Since last August, America has yet again fallen into another economic slump. It somehow seems all too soon with the 2008 recession still fresh on our minds, but with the ongoing debt issue in Greece and the instability of the European market, it seems rumors about another recession may not be too far from the mark. One consequence of a bad economy is of course, a poor housing market. This results in lowered mortgage rates, making today the perfect opportunity for home buyers and refinancers to take on a new mortgage. And if that isn’t enough, large banks are now slashing fees on closing costs, making the acquisition of a new home more affordable than ever.
Recently, Capital One Bank waived some of their closing fees for refinancers, resulting in a whopping savings of $3,300 on the average. Bank of America and Citibank also placed a discount on their fees by as much as 0.75 percentage points. Mortgage rates are also hitting record lows week after week. Just a few days ago the benchmark 30-year fixed rate mortgage fell to 4.18 percent, this is one of the lowest rates that the nation has ever seen for the past 50 years. However, despite these ridiculously low rates and tempting offers, bankers remain puzzled by the lack of mortgage applications. The question now is, why aren’t mortgage applications coming in by the bulk?
Why Mortgage Applications Remain Low
There are several reasons why mortgage applicants are keeping their feet off the water. First of all, potential borrowers are still wary of the economy’s current standing. Although the problem lies mainly in Europe, this still holds a negative impact on the US stock markets. Potential homeowners are also aware of the poor resale values their new homes might have. Since the peak of the housing boom in 2007, homes have lost nearly a third of their value. This instability in housing prices have borrowers wondering if they will be paying too much for their home in the long run.

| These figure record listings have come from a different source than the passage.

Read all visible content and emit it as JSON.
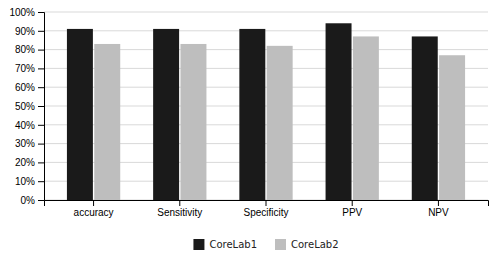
{
  "chart_data": {
    "type": "bar",
    "categories": [
      "accuracy",
      "Sensitivity",
      "Specificity",
      "PPV",
      "NPV"
    ],
    "series": [
      {
        "name": "CoreLab1",
        "color": "#1a1a1a",
        "values": [
          0.91,
          0.91,
          0.91,
          0.94,
          0.87
        ]
      },
      {
        "name": "CoreLab2",
        "color": "#bebebe",
        "values": [
          0.83,
          0.83,
          0.82,
          0.87,
          0.77
        ]
      }
    ],
    "ylim": [
      0,
      1.0
    ],
    "yticks": [
      {
        "value": 0.0,
        "label": "0%"
      },
      {
        "value": 0.1,
        "label": "10%"
      },
      {
        "value": 0.2,
        "label": "20%"
      },
      {
        "value": 0.3,
        "label": "30%"
      },
      {
        "value": 0.4,
        "label": "40%"
      },
      {
        "value": 0.5,
        "label": "50%"
      },
      {
        "value": 0.6,
        "label": "60%"
      },
      {
        "value": 0.7,
        "label": "70%"
      },
      {
        "value": 0.8,
        "label": "80%"
      },
      {
        "value": 0.9,
        "label": "90%"
      },
      {
        "value": 1.0,
        "label": "100%"
      }
    ],
    "grid": true,
    "legend": "bottom"
  }
}
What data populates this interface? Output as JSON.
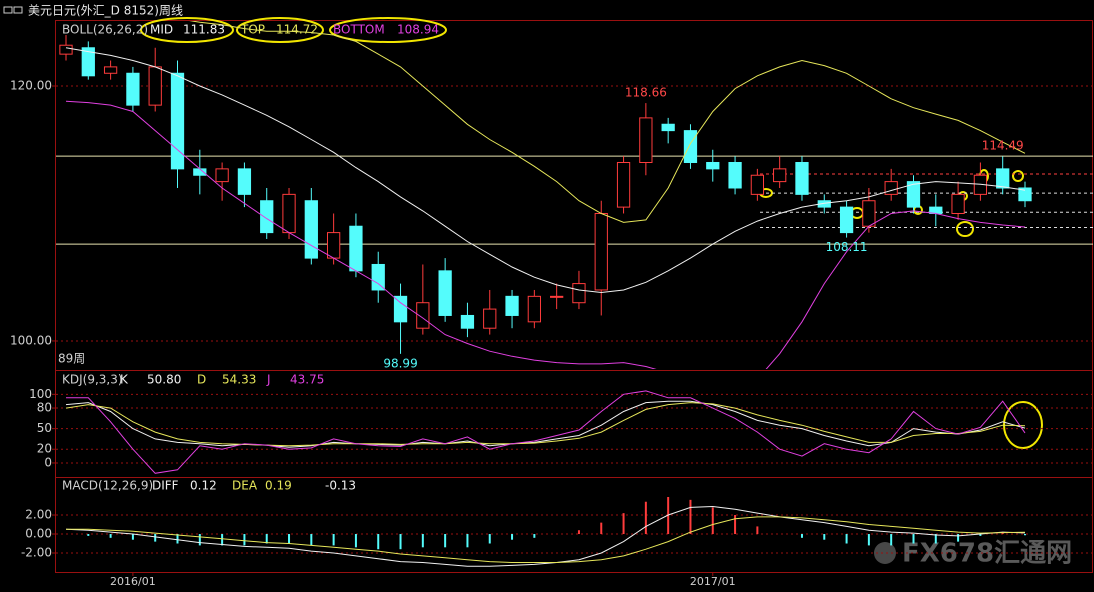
{
  "header": {
    "title": "美元日元(外汇_D 8152)周线"
  },
  "watermark": "FX678汇通网",
  "chart_data": [
    {
      "type": "candlestick",
      "legend_title": "BOLL(26,26,2)",
      "period_label": "89周",
      "categories": [
        null,
        null,
        null,
        "2016/01",
        null,
        null,
        null,
        null,
        null,
        null,
        null,
        null,
        null,
        null,
        null,
        null,
        null,
        null,
        null,
        null,
        null,
        null,
        null,
        null,
        null,
        null,
        null,
        null,
        null,
        "2017/01",
        null,
        null,
        null,
        null,
        null,
        null,
        null,
        null,
        null,
        null,
        null,
        null,
        null,
        null
      ],
      "open": [
        122.5,
        123,
        121,
        121,
        118.5,
        121,
        113.5,
        112.5,
        113.5,
        111,
        108.5,
        111,
        106.5,
        109,
        106,
        103.5,
        101,
        105.5,
        102,
        101,
        103.5,
        101.5,
        103.5,
        103,
        104,
        110.5,
        114,
        117,
        116.5,
        114,
        114,
        111.5,
        112.5,
        114,
        111,
        110.5,
        109,
        111.5,
        112.5,
        110.5,
        110,
        111.5,
        113.5,
        112
      ],
      "high": [
        124,
        123.5,
        122,
        121.5,
        123,
        122,
        115,
        114,
        114,
        112,
        112,
        112,
        110,
        110,
        107,
        104.5,
        106,
        106.5,
        103,
        104,
        104,
        104,
        104.5,
        105.5,
        111,
        114.5,
        118.66,
        117.5,
        117,
        115,
        114.5,
        113.5,
        114.5,
        114.5,
        111.5,
        111,
        112,
        113.5,
        113,
        111.5,
        112.5,
        114,
        114.49,
        112.5
      ],
      "low": [
        122,
        120.5,
        120.5,
        118,
        118,
        112,
        111.5,
        111,
        110.5,
        108,
        108,
        106,
        106,
        105,
        103,
        98.99,
        100.5,
        101.5,
        100.3,
        100.5,
        101,
        101,
        102.5,
        102.5,
        102,
        110,
        113,
        115.5,
        113.5,
        112.5,
        111.5,
        111,
        112,
        111,
        110,
        108.11,
        108.5,
        111,
        110,
        109,
        109.5,
        111,
        111.5,
        110.5
      ],
      "close": [
        123.2,
        120.8,
        121.5,
        118.5,
        121.5,
        113.5,
        113,
        113.5,
        111.5,
        108.5,
        111.5,
        106.5,
        108.5,
        105.5,
        104,
        101.5,
        103,
        102,
        101,
        102.5,
        102,
        103.5,
        103.5,
        104.5,
        110,
        114,
        117.5,
        116.5,
        114,
        113.5,
        112,
        113,
        113.5,
        111.5,
        110.5,
        108.5,
        111,
        112.5,
        110.5,
        110,
        111.5,
        113,
        112,
        111
      ],
      "up_color": "#ff3c3c",
      "down_color": "#54fcfc",
      "series": [
        {
          "name": "MID",
          "last_label": "111.83",
          "color": "#f0f0f0",
          "values": [
            123,
            122.7,
            122.4,
            122,
            121.5,
            120.8,
            120,
            119.3,
            118.5,
            117.7,
            116.8,
            115.8,
            114.8,
            113.6,
            112.5,
            111.3,
            110.2,
            109,
            107.8,
            106.8,
            105.8,
            105,
            104.4,
            104,
            103.8,
            104,
            104.6,
            105.5,
            106.5,
            107.6,
            108.6,
            109.4,
            110,
            110.5,
            110.8,
            111,
            111.3,
            111.8,
            112.3,
            112.5,
            112.4,
            112.3,
            112.1,
            111.83
          ]
        },
        {
          "name": "TOP",
          "last_label": "114.72",
          "color": "#e6e65a",
          "values": [
            126,
            126,
            126,
            125.8,
            125.5,
            125.3,
            125,
            124.8,
            124.5,
            124.3,
            124.3,
            124.2,
            124,
            123.5,
            122.5,
            121.5,
            120,
            118.5,
            117,
            115.8,
            114.8,
            113.7,
            112.5,
            111,
            110,
            109.3,
            109.5,
            112,
            115.5,
            118,
            119.8,
            120.8,
            121.5,
            122,
            121.6,
            121,
            120,
            119,
            118.3,
            117.8,
            117.3,
            116.5,
            115.6,
            114.72
          ]
        },
        {
          "name": "BOTTOM",
          "last_label": "108.94",
          "color": "#e040e0",
          "values": [
            118.8,
            118.7,
            118.5,
            118,
            116.5,
            115,
            113.5,
            112,
            110.8,
            109.6,
            108.5,
            107.5,
            106.5,
            105.5,
            104.5,
            103,
            101.8,
            100.5,
            99.8,
            99.2,
            98.8,
            98.5,
            98.3,
            98.2,
            98.2,
            98.3,
            98,
            97.5,
            97,
            96.8,
            96.5,
            97,
            99,
            101.5,
            104.5,
            107,
            109,
            110,
            110.2,
            110,
            109.6,
            109.3,
            109.1,
            108.94
          ]
        }
      ],
      "annotations": [
        {
          "label": "118.66",
          "value": 118.66,
          "index": 26,
          "color": "#ff4848",
          "place": "above"
        },
        {
          "label": "98.99",
          "value": 98.99,
          "index": 15,
          "color": "#54fcfc",
          "place": "below"
        },
        {
          "label": "108.11",
          "value": 108.11,
          "index": 35,
          "color": "#54fcfc",
          "place": "below"
        },
        {
          "label": "114.49",
          "value": 114.49,
          "index": 42,
          "color": "#ff4848",
          "place": "above"
        }
      ],
      "hlines": [
        {
          "value": 114.5,
          "color": "#e8e4b0",
          "dashed": false
        },
        {
          "value": 107.6,
          "color": "#e8e4b0",
          "dashed": false
        },
        {
          "value": 113.1,
          "color": "#ff4040",
          "dashed": true
        },
        {
          "value": 111.6,
          "color": "#dddddd",
          "dashed": true
        },
        {
          "value": 110.1,
          "color": "#dddddd",
          "dashed": true
        },
        {
          "value": 108.9,
          "color": "#dddddd",
          "dashed": true
        }
      ],
      "ylim": [
        97.8,
        125.1
      ],
      "yticks": [
        {
          "value": 120,
          "label": "120.00"
        },
        {
          "value": 100,
          "label": "100.00"
        }
      ],
      "grid": true
    },
    {
      "type": "line",
      "legend_title": "KDJ(9,3,3)",
      "series": [
        {
          "name": "K",
          "last_label": "50.80",
          "color": "#f0f0f0",
          "values": [
            85,
            88,
            75,
            50,
            35,
            30,
            28,
            25,
            27,
            26,
            23,
            25,
            30,
            28,
            27,
            26,
            30,
            28,
            32,
            25,
            28,
            30,
            35,
            40,
            55,
            75,
            88,
            90,
            90,
            85,
            75,
            62,
            55,
            50,
            40,
            32,
            25,
            30,
            50,
            45,
            42,
            48,
            60,
            50.8
          ]
        },
        {
          "name": "D",
          "last_label": "54.33",
          "color": "#e6e65a",
          "values": [
            80,
            85,
            80,
            60,
            45,
            35,
            30,
            28,
            27,
            26,
            25,
            26,
            28,
            28,
            28,
            27,
            28,
            28,
            30,
            28,
            28,
            29,
            32,
            36,
            45,
            62,
            78,
            85,
            88,
            86,
            80,
            70,
            62,
            55,
            46,
            38,
            30,
            30,
            40,
            43,
            43,
            46,
            55,
            54.33
          ]
        },
        {
          "name": "J",
          "last_label": "43.75",
          "color": "#e040e0",
          "values": [
            95,
            95,
            60,
            20,
            -15,
            -10,
            25,
            20,
            28,
            26,
            20,
            22,
            35,
            28,
            25,
            24,
            35,
            28,
            38,
            20,
            28,
            32,
            40,
            48,
            75,
            100,
            105,
            95,
            95,
            80,
            65,
            45,
            20,
            10,
            28,
            20,
            15,
            35,
            75,
            50,
            42,
            52,
            90,
            43.75
          ]
        }
      ],
      "ylim": [
        -19,
        134
      ],
      "yticks": [
        100,
        80,
        50,
        20,
        0
      ],
      "grid": true
    },
    {
      "type": "macd",
      "legend_title": "MACD(12,26,9)",
      "series": [
        {
          "name": "DIFF",
          "last_label": "0.12",
          "color": "#f0f0f0",
          "values": [
            0.5,
            0.4,
            0.2,
            0,
            -0.3,
            -0.6,
            -0.9,
            -1.1,
            -1.3,
            -1.4,
            -1.5,
            -1.8,
            -2,
            -2.3,
            -2.6,
            -2.9,
            -3,
            -3.2,
            -3.4,
            -3.4,
            -3.3,
            -3.2,
            -3,
            -2.7,
            -2,
            -0.8,
            0.8,
            2,
            2.8,
            2.9,
            2.6,
            2.2,
            1.8,
            1.5,
            1.2,
            0.8,
            0.4,
            0.2,
            0.1,
            -0.1,
            -0.2,
            0,
            0.2,
            0.12
          ]
        },
        {
          "name": "DEA",
          "last_label": "0.19",
          "color": "#e6e65a",
          "values": [
            0.5,
            0.5,
            0.4,
            0.3,
            0.1,
            -0.1,
            -0.3,
            -0.5,
            -0.7,
            -0.9,
            -1,
            -1.2,
            -1.4,
            -1.6,
            -1.8,
            -2.1,
            -2.3,
            -2.5,
            -2.7,
            -2.9,
            -3,
            -3,
            -3,
            -2.9,
            -2.7,
            -2.3,
            -1.6,
            -0.8,
            0.2,
            1,
            1.6,
            1.8,
            1.8,
            1.7,
            1.5,
            1.3,
            1,
            0.8,
            0.6,
            0.4,
            0.2,
            0.1,
            0.15,
            0.19
          ]
        }
      ],
      "bars": {
        "last_label": "-0.13",
        "up_color": "#ff3c3c",
        "down_color": "#54fcfc",
        "values": [
          0,
          -0.2,
          -0.4,
          -0.6,
          -0.8,
          -1,
          -1.2,
          -1.2,
          -1.2,
          -1,
          -1,
          -1.2,
          -1.2,
          -1.4,
          -1.6,
          -1.6,
          -1.4,
          -1.4,
          -1.4,
          -1,
          -0.6,
          -0.4,
          0,
          0.4,
          1.2,
          2.2,
          3.4,
          3.9,
          3.6,
          2.8,
          2,
          0.8,
          0,
          -0.4,
          -0.6,
          -1,
          -1.2,
          -1.2,
          -1,
          -1,
          -0.8,
          -0.2,
          0.1,
          -0.13
        ]
      },
      "ylim": [
        -4,
        5.9
      ],
      "yticks": [
        {
          "value": 2,
          "label": "2.00"
        },
        {
          "value": 0,
          "label": "0.00"
        },
        {
          "value": -2,
          "label": "-2.00"
        }
      ],
      "grid": true
    }
  ]
}
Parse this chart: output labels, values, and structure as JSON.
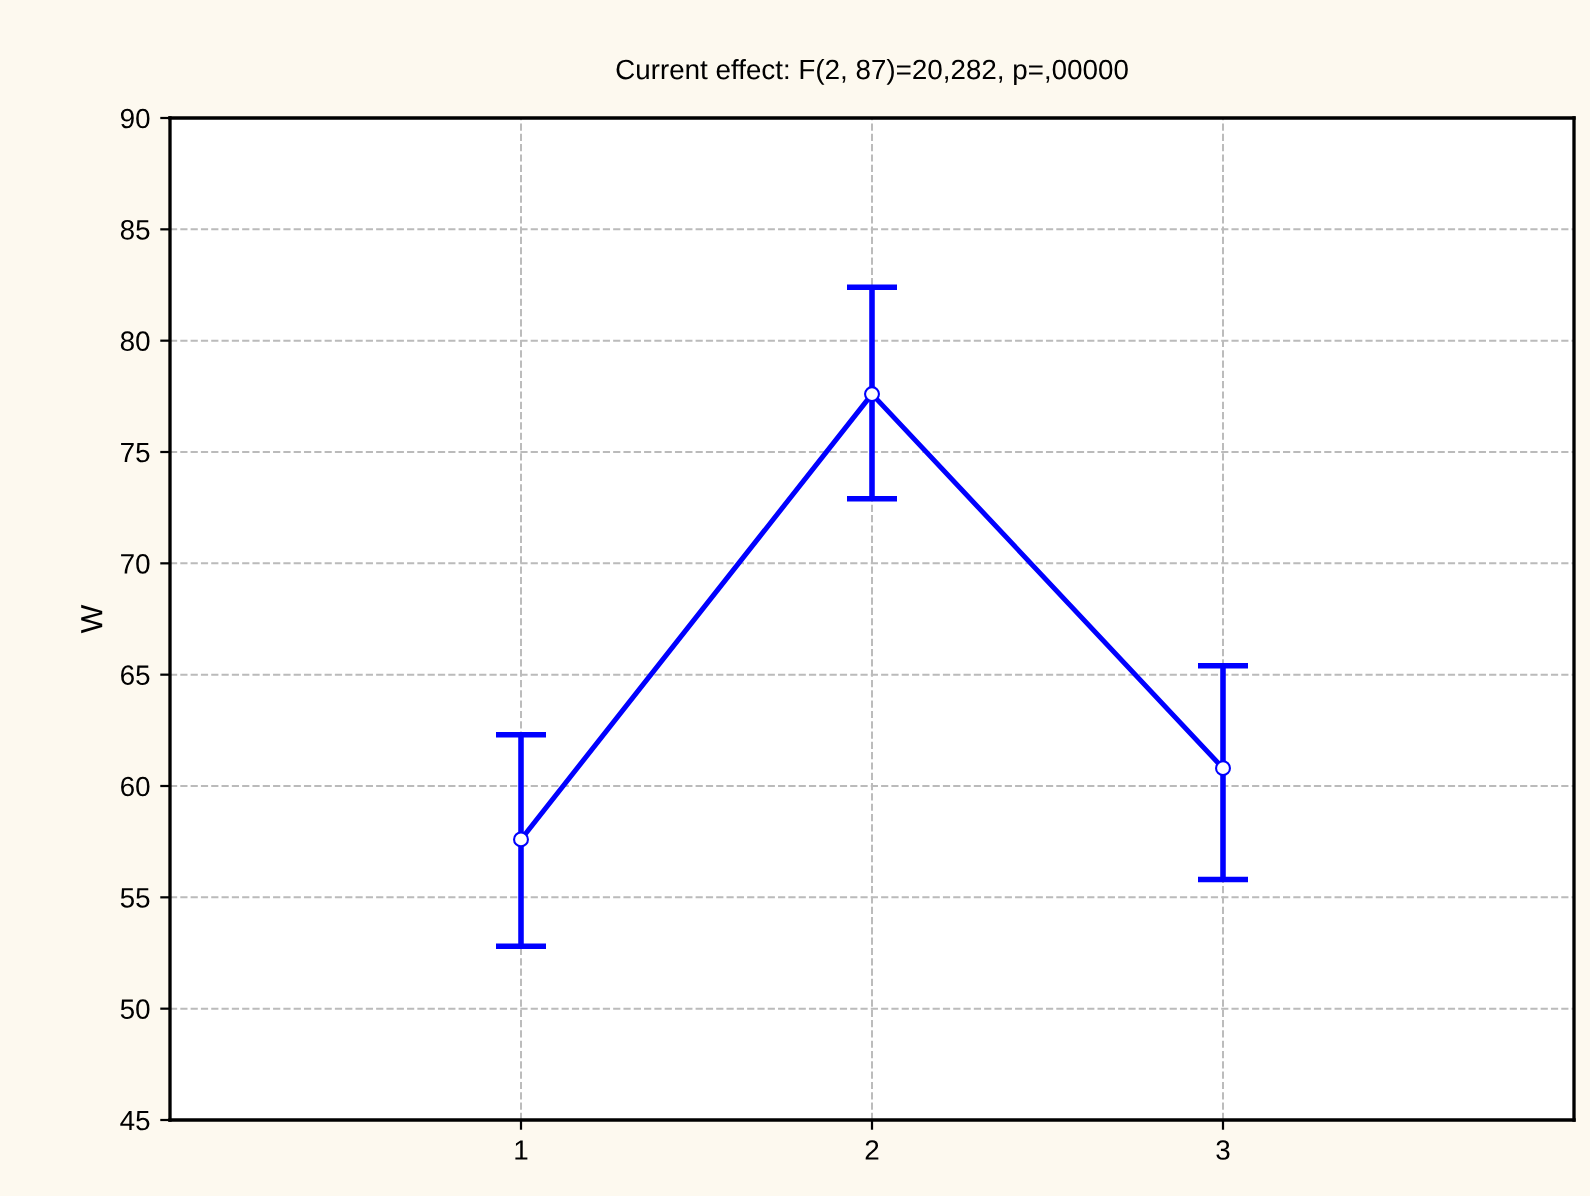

The second reason why mortgage applications haven’t risen as expected is clearly because of unemployment status. No matter how low mortgage rates are and how juicy bank promotions will be, the bottom line is that many potential homeowners just can’t afford to get a new mortgage. America’s unemployment rate is currently at 9.1% last September, when supposedly the average since 1948 is only at a low 5.7%. This means roughly 14 million Americans without a job. Aside from that, private payrolls rose to only 100,000 jobs per month which is half of the rate posted earlier this year.
And finally, the irony of it all lies in the qualifications that banks are setting. Apparently the incentives that banks are offering come with a catch. For those who wish to avail of Bank of America’s offer, borrowers must at least have $50,000 in savings. Other banks are also looking to give their low mortgage rates to those who have near perfect credit scores.
With all these setbacks that are causing a halt on mortgage application, it is interesting to note that there are some consumers who are simply waiting out for an even lower rate to come their way. It has also been reported that some banks are not yet releasing the lowest rates they’ve got simply so they wouldn’t be overwhelmed by the number of loan applications.
Apparently there are a number of reasons why loan applications haven’t risen as expected. It now is a question of which among these reasons is the most prevalent. What about you? What’s keeping you from getting that new mortgage?